Firefox’s latest security feature is designed to protect against buggy code
Firefox 95, the latest version of Mozilla’s browser that is deployed starting today, introduces a new security feature designed to limit the damage that bugs and security vulnerabilities in its code can cause, Mozilla announced today. The function, called RLBox, was developed with the help of researchers at the University of California at San Diego and the University of Texas, and was originally published as a prototype last year. It happens on both desktop and mobile versions of Firefox.

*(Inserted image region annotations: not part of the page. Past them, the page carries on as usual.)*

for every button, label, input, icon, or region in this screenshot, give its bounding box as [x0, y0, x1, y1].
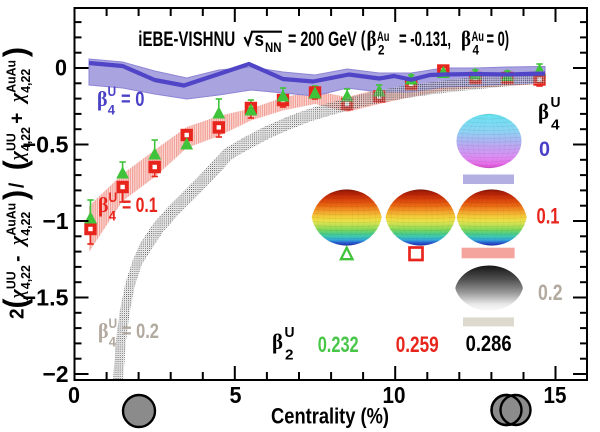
- svg-text:s: s: [255, 28, 264, 51]
- svg-text:iEBE-VISHNU: iEBE-VISHNU: [138, 26, 235, 50]
- svg-text:10: 10: [383, 382, 406, 408]
- svg-text:4,22: 4,22: [19, 265, 33, 289]
- svg-text:= 0: = 0: [121, 88, 144, 111]
- svg-text:0: 0: [68, 382, 80, 408]
- svg-text:β: β: [98, 321, 109, 344]
- svg-text:U: U: [285, 325, 295, 342]
- svg-text:2: 2: [6, 308, 29, 319]
- svg-text:-: -: [6, 256, 29, 262]
- svg-text:β: β: [461, 28, 471, 52]
- svg-text:0: 0: [55, 55, 67, 81]
- svg-text:= -0.131,: = -0.131,: [399, 27, 451, 51]
- svg-text:0.2: 0.2: [538, 281, 562, 305]
- svg-text:/: /: [6, 182, 29, 188]
- svg-text:χ: χ: [6, 92, 29, 105]
- svg-text:U: U: [109, 315, 118, 331]
- svg-text:β: β: [98, 195, 109, 218]
- svg-text:4: 4: [108, 102, 116, 117]
- svg-text:β: β: [97, 89, 108, 112]
- svg-text:4: 4: [109, 334, 117, 349]
- svg-text:= 0.2: = 0.2: [122, 319, 159, 342]
- svg-text:UU: UU: [4, 271, 18, 289]
- svg-text:0.259: 0.259: [396, 333, 439, 358]
- svg-text:0.1: 0.1: [537, 204, 560, 229]
- svg-text:+: +: [6, 113, 29, 124]
- svg-text:2: 2: [285, 347, 293, 364]
- svg-text:−0.5: −0.5: [23, 132, 69, 158]
- svg-text:4: 4: [551, 117, 560, 134]
- svg-text:= 0): = 0): [487, 27, 509, 51]
- svg-text:UU: UU: [4, 133, 18, 151]
- svg-text:AuAu: AuAu: [4, 60, 18, 93]
- svg-text:U: U: [551, 95, 561, 112]
- svg-text:15: 15: [544, 382, 567, 408]
- svg-text:β: β: [367, 28, 377, 52]
- svg-text:χ: χ: [6, 235, 29, 248]
- svg-text:Au: Au: [377, 28, 389, 44]
- svg-text:β: β: [538, 100, 549, 125]
- svg-text:−1.5: −1.5: [23, 285, 69, 311]
- svg-text:AuAu: AuAu: [4, 203, 18, 236]
- svg-text:−2: −2: [43, 361, 69, 387]
- svg-text:β: β: [272, 330, 283, 355]
- svg-text:0: 0: [539, 139, 550, 162]
- svg-text:5: 5: [229, 382, 241, 408]
- svg-text:Au: Au: [472, 28, 484, 44]
- svg-text:U: U: [109, 189, 118, 205]
- svg-text:χ: χ: [6, 289, 29, 302]
- svg-text:−1: −1: [43, 208, 69, 234]
- svg-text:(: (: [0, 160, 33, 171]
- svg-text:U: U: [108, 83, 117, 99]
- svg-text:4: 4: [473, 41, 480, 57]
- svg-text:0.286: 0.286: [466, 333, 512, 357]
- svg-text:2: 2: [378, 41, 385, 57]
- svg-text:χ: χ: [6, 151, 29, 164]
- svg-text:= 0.1: = 0.1: [122, 193, 158, 217]
- svg-text:4: 4: [109, 208, 117, 223]
- svg-text:(: (: [0, 298, 33, 309]
- svg-text:4,22: 4,22: [19, 212, 33, 236]
- svg-text:4,22: 4,22: [19, 127, 33, 151]
- svg-text:): ): [0, 190, 33, 200]
- svg-text:Centrality (%): Centrality (%): [271, 405, 389, 429]
- svg-text:0.232: 0.232: [318, 333, 359, 358]
- svg-text:= 200 GeV (: = 200 GeV (: [288, 27, 365, 50]
- svg-text:): ): [0, 47, 33, 57]
- svg-text:NN: NN: [265, 39, 282, 55]
- svg-text:4,22: 4,22: [19, 69, 33, 93]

At its core, RLBox is a sandboxing technology, which means that it is effectively able to isolate code so that any security vulnerabilities it might contain cannot damage the entire system. Sandboxing is a widely used security method in industry, and browsers already run web content in sandboxed processes to try to prevent malicious or buggy sites from compromising the entire browser.
However, RLBox differs from this traditional approach and does not have the same costs in terms of performance and memory usage. This allows critical subcomponents of the browser to be sandboxed, like its spell checker, allowing it to treat them as unreliable code while running in the same process. This places limits on how code can execute or what memory it can access.
As of today’s release, Firefox isolates five add-ons: its Graphite font rendering engine, Hunspell spell checker, Ogg media container format, Expat XML parser, and Woff2 web font compression format. Mozilla says this means that if any bugs or vulnerabilities are discovered in any of these subcomponents, the Firefox team won’t need to scramble to prevent them from compromising the entire browser. “Even a zero-day vulnerability in one of them should pose no threat to Firefox,” Mozilla says.
Mozilla admits that this isn’t a catch-all solution, and the approach won’t work everywhere, like particularly performance-sensitive browser components. But the developer says he hopes to see other browsers and software projects implement the technology, and intends to use it with more Firefox components in the future. Mozilla has also updated its bug bounty program and will now pay researchers if they can bypass the new sandboxes.